In this project, routing by document length did not produce better retrieval than uniform chunking. The embedding models we tested were indifferent to chunk size differences, so the routing logic just added complexity for nothing.

The chromaroute Extraction

Clean Separation

The embedding layer turned out to be useful on its own, so we extracted it into chromaroute:

  • Provider-agnostic ChromaDB embedding functions
  • OpenRouter -> Local fallback chain
  • Production-ready error handling

ContextRAG now depends on chromaroute for embeddings, keeping only the evaluation infrastructure.

Lessons Learned

  1. Negative results are valuable. The null finding simplifies production RAG: just use uniform chunking.
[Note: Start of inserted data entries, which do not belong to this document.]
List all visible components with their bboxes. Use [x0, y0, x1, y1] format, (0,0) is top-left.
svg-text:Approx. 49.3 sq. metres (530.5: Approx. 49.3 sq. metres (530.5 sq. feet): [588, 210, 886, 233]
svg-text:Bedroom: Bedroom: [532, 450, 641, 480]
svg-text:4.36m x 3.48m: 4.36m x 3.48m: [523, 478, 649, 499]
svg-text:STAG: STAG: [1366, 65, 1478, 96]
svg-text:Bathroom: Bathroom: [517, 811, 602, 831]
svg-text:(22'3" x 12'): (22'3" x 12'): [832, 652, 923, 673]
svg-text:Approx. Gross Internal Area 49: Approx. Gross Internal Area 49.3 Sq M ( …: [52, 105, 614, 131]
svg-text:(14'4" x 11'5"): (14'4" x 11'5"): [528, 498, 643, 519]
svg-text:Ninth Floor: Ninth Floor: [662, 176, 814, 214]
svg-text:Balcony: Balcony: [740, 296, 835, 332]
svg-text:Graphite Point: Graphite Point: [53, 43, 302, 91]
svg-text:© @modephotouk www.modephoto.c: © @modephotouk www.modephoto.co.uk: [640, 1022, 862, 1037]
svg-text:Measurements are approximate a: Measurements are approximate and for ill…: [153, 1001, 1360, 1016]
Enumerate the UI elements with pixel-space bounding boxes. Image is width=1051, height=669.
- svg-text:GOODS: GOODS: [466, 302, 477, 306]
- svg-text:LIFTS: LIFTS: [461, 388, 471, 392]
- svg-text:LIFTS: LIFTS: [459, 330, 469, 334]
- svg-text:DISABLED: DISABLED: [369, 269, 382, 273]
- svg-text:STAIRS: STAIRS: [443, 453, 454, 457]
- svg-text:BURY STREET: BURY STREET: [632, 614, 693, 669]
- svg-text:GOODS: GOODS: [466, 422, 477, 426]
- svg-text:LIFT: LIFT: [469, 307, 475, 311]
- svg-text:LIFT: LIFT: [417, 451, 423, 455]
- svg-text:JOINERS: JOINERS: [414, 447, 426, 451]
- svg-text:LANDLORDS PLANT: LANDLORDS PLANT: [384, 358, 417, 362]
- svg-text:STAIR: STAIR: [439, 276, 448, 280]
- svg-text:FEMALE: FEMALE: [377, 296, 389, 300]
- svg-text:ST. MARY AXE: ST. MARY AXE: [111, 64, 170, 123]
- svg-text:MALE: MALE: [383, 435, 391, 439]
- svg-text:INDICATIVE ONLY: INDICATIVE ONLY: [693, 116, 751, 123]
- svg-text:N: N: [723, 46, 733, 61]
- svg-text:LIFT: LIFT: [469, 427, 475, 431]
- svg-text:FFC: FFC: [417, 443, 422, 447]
  2. Build evaluation early. Without the benchmarking framework, this result would have stayed invisible.

  3. Extract reusable components. chromaroute emerged from ContextRAG's embedding abstraction and now stands on its own.

Current State

ContextRAG is a focused evaluation CLI:

# Primary commands
contextrag eval      # Full evaluation with configurable strategies
contextrag demo      # Offline evaluation with local embeddings
contextrag doctor    # Check configuration health
contextrag matrix    # Run baseline-by-k experiment matrix
contextrag compare   # Compare two evaluation runs

# Database operations
contextrag db index  # Build vector index
contextrag db query  # Query index

The routing and ingest commands were removed -- they represented historical complexity, not current value. Embedding functionality is now delegated to chromaroute.